In the present study, the 5-year OS and RFS rates in patients with uterine malignancies who underwent complete resection of pulmonary metastases after PM were 68.8% and 40.7%, respectively. This discrepancy between RFS and OS after PM means that prolonged survival from the time of relapse after pulmonary resection was achieved. Recently, the favorable outcomes of curative intent stereotactic body radiation therapy (SBRT) as salvage therapy for recurrent gynecologic malignancies were reported.22 It is considered that successful local therapy with curative intent partly contributes to prolonged survival after relapse. In fact, of the 28 patients who experienced recurrence after PM, 17 (60%) underwent local therapy. To the best of our knowledge, details of the clinical course after PM for uterine malignancies have not been well reported. In the present study, we demonstrated that a high percentage of patients underwent local therapy.

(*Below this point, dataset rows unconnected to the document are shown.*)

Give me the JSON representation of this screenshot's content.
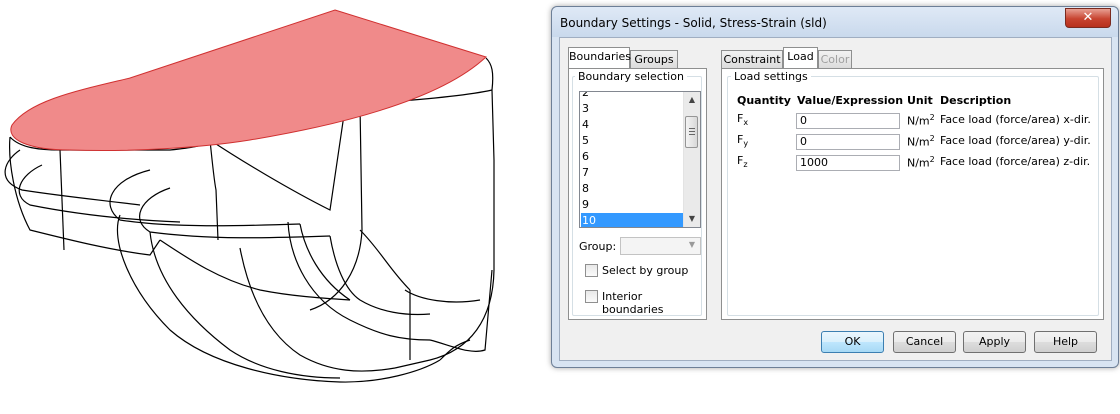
{
  "dialog": {
    "title": "Boundary Settings - Solid, Stress-Strain (sld)",
    "close_symbol": "✕"
  },
  "left_tabs": [
    "Boundaries",
    "Groups"
  ],
  "boundary_selection": {
    "label": "Boundary selection",
    "items": [
      "2",
      "3",
      "4",
      "5",
      "6",
      "7",
      "8",
      "9",
      "10"
    ],
    "selected": "10"
  },
  "group_field": {
    "label": "Group:",
    "value": ""
  },
  "checkboxes": {
    "select_by_group": {
      "label": "Select by group",
      "checked": false
    },
    "interior_boundaries": {
      "label": "Interior boundaries",
      "checked": false
    }
  },
  "right_tabs": [
    {
      "label": "Constraint",
      "state": "normal"
    },
    {
      "label": "Load",
      "state": "active"
    },
    {
      "label": "Color",
      "state": "disabled"
    }
  ],
  "load_settings": {
    "label": "Load settings",
    "headers": {
      "quantity": "Quantity",
      "value": "Value/Expression",
      "unit": "Unit",
      "description": "Description"
    },
    "rows": [
      {
        "symbol": "F",
        "subscript": "x",
        "value": "0",
        "unit": "N/m",
        "unit_exp": "2",
        "description": "Face load (force/area) x-dir."
      },
      {
        "symbol": "F",
        "subscript": "y",
        "value": "0",
        "unit": "N/m",
        "unit_exp": "2",
        "description": "Face load (force/area) y-dir."
      },
      {
        "symbol": "F",
        "subscript": "z",
        "value": "1000",
        "unit": "N/m",
        "unit_exp": "2",
        "description": "Face load (force/area) z-dir."
      }
    ]
  },
  "buttons": {
    "ok": "OK",
    "cancel": "Cancel",
    "apply": "Apply",
    "help": "Help"
  },
  "colors": {
    "highlight_face": "#f08a8a",
    "selection": "#3399ff"
  }
}
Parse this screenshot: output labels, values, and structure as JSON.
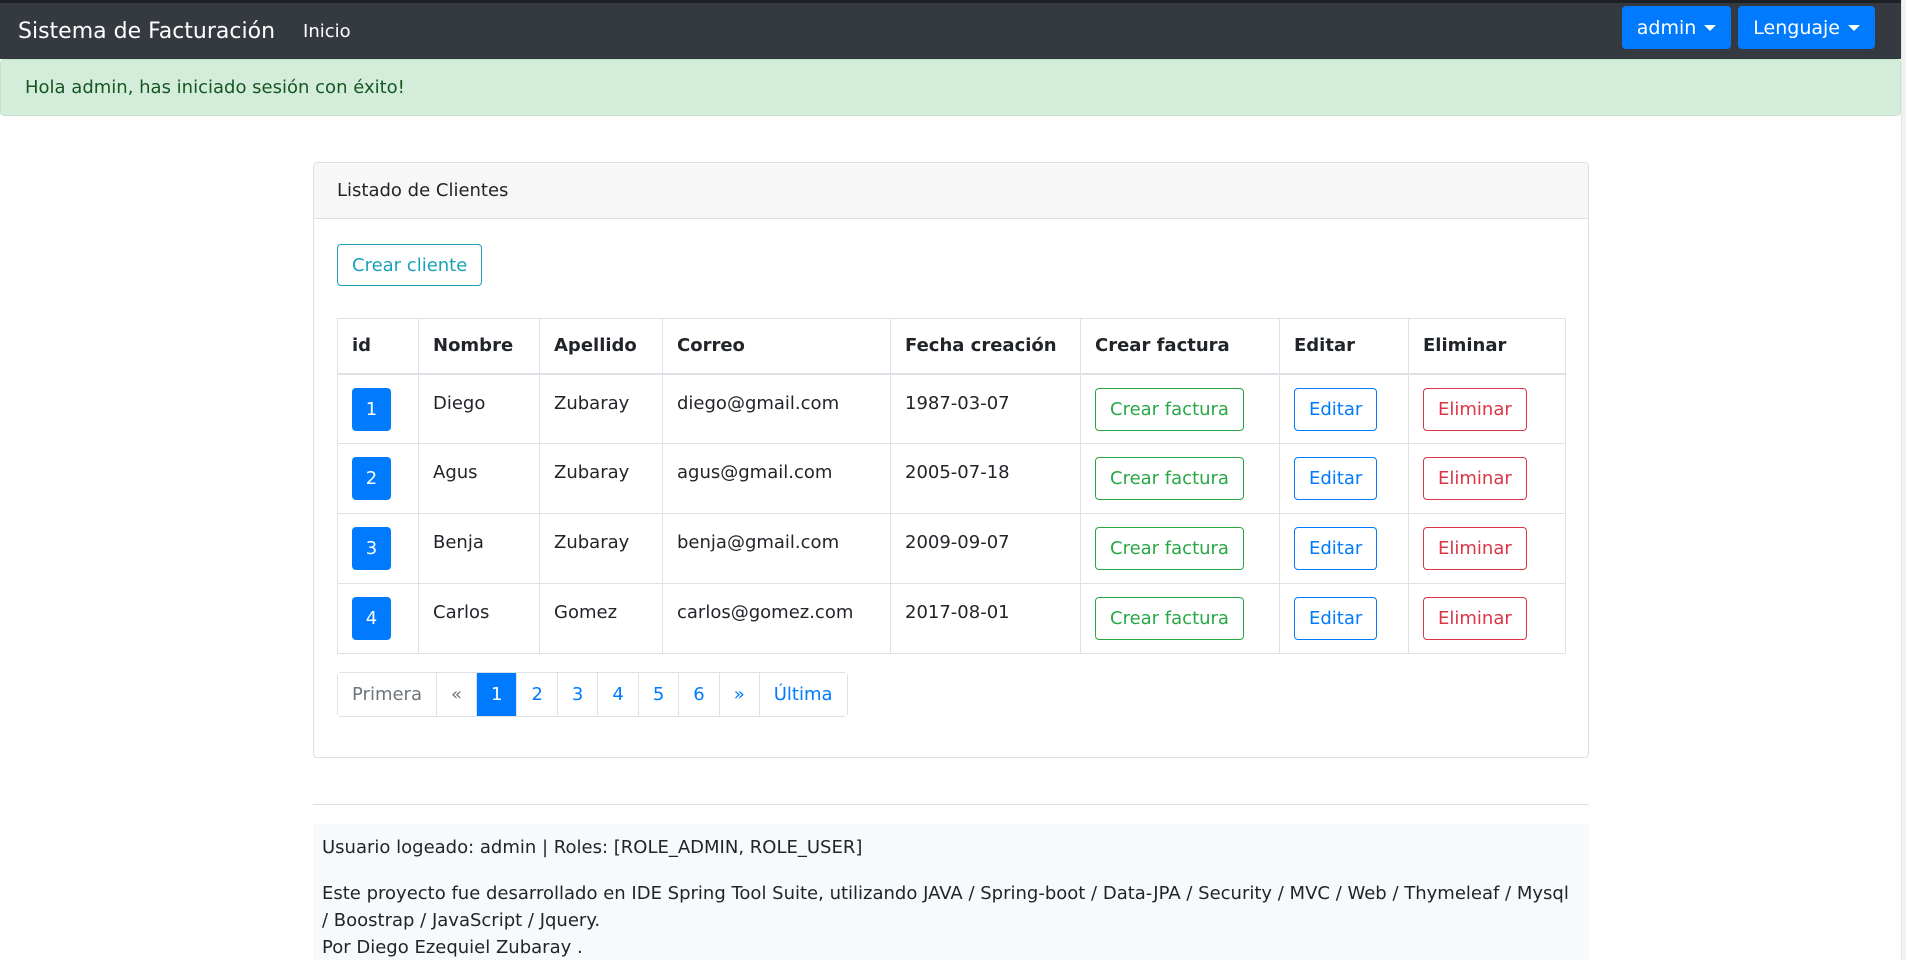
{
  "navbar": {
    "brand": "Sistema de Facturación",
    "home_link": "Inicio",
    "user_menu": "admin",
    "language_menu": "Lenguaje"
  },
  "alert": {
    "message": "Hola admin, has iniciado sesión con éxito!"
  },
  "card": {
    "title": "Listado de Clientes",
    "create_button": "Crear cliente"
  },
  "table": {
    "headers": [
      "id",
      "Nombre",
      "Apellido",
      "Correo",
      "Fecha creación",
      "Crear factura",
      "Editar",
      "Eliminar"
    ],
    "rows": [
      {
        "id": "1",
        "nombre": "Diego",
        "apellido": "Zubaray",
        "correo": "diego@gmail.com",
        "fecha": "1987-03-07"
      },
      {
        "id": "2",
        "nombre": "Agus",
        "apellido": "Zubaray",
        "correo": "agus@gmail.com",
        "fecha": "2005-07-18"
      },
      {
        "id": "3",
        "nombre": "Benja",
        "apellido": "Zubaray",
        "correo": "benja@gmail.com",
        "fecha": "2009-09-07"
      },
      {
        "id": "4",
        "nombre": "Carlos",
        "apellido": "Gomez",
        "correo": "carlos@gomez.com",
        "fecha": "2017-08-01"
      }
    ],
    "invoice_label": "Crear factura",
    "edit_label": "Editar",
    "delete_label": "Eliminar"
  },
  "pagination": {
    "first": "Primera",
    "prev": "«",
    "pages": [
      "1",
      "2",
      "3",
      "4",
      "5",
      "6"
    ],
    "next": "»",
    "last": "Última",
    "current": "1"
  },
  "footer": {
    "user_info": "Usuario logeado: admin | Roles: [ROLE_ADMIN, ROLE_USER]",
    "description": "Este proyecto fue desarrollado en IDE Spring Tool Suite, utilizando JAVA / Spring-boot / Data-JPA / Security / MVC / Web / Thymeleaf / Mysql / Boostrap / JavaScript / Jquery.",
    "author": "Por Diego Ezequiel Zubaray ."
  },
  "colors": {
    "navbar_bg": "#343a40",
    "primary": "#007bff",
    "success": "#28a745",
    "danger": "#dc3545",
    "info": "#17a2b8",
    "alert_bg": "#d4edda"
  }
}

It remains debatable whether PM represents a better treatment option in comparison with systemic therapy and SBRT. Recently, SBRT came to be widely performed for pulmonary metastasis from various types of cancers, which provides a favorable local control rate.23 The practice of PM lacks firm evidence, To date, no randomized trials have been conducted comparing PM and other treatment options.24 Indeed, we have no data on patients with pulmonary metastasis who do not undergo PM, thus a comparison between surgical and non-surgical patients could not be performed in the present study. The results of this study should therefore be interpreted with caution, as we demonstrated that PM seems to be beneficial for highly selected patents with pulmonary metastasis from uterine malignancies. A future study is needed to clarify whether PM is the best treatment mode for these patients.

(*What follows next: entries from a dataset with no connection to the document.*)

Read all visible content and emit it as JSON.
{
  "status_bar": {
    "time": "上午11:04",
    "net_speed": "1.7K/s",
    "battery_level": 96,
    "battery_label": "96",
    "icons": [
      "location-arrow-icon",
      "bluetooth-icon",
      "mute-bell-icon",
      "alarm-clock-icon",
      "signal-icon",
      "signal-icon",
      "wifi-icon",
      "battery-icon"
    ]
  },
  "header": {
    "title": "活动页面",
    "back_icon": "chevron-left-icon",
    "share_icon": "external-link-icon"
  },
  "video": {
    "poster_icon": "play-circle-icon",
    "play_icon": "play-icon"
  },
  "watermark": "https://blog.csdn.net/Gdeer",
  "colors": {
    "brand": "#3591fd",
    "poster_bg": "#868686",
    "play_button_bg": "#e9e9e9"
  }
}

The present study was associated with several limitations. First, the relatively small sample size limited the power of our statistical findings. Second, there may be differences in patient selection among the institutions. From the thoracic surgeon’s point of view, the indications for PM were consistent with those shown in the Methods section, however there may have been selection bias prior to referral to the thoracic surgery departments, as the doctor in charge who treated the primary tumor made the judgment. Third, we could not evaluate the direct influence of FDG-PET/CT on the outcomes due to the retrospective study design.

Conclusion

PM for uterine malignancies is safe and provides favorable long-term outcomes in selected patients. Patients with a DFI of > 24 months have better OS and are good candidates for PM.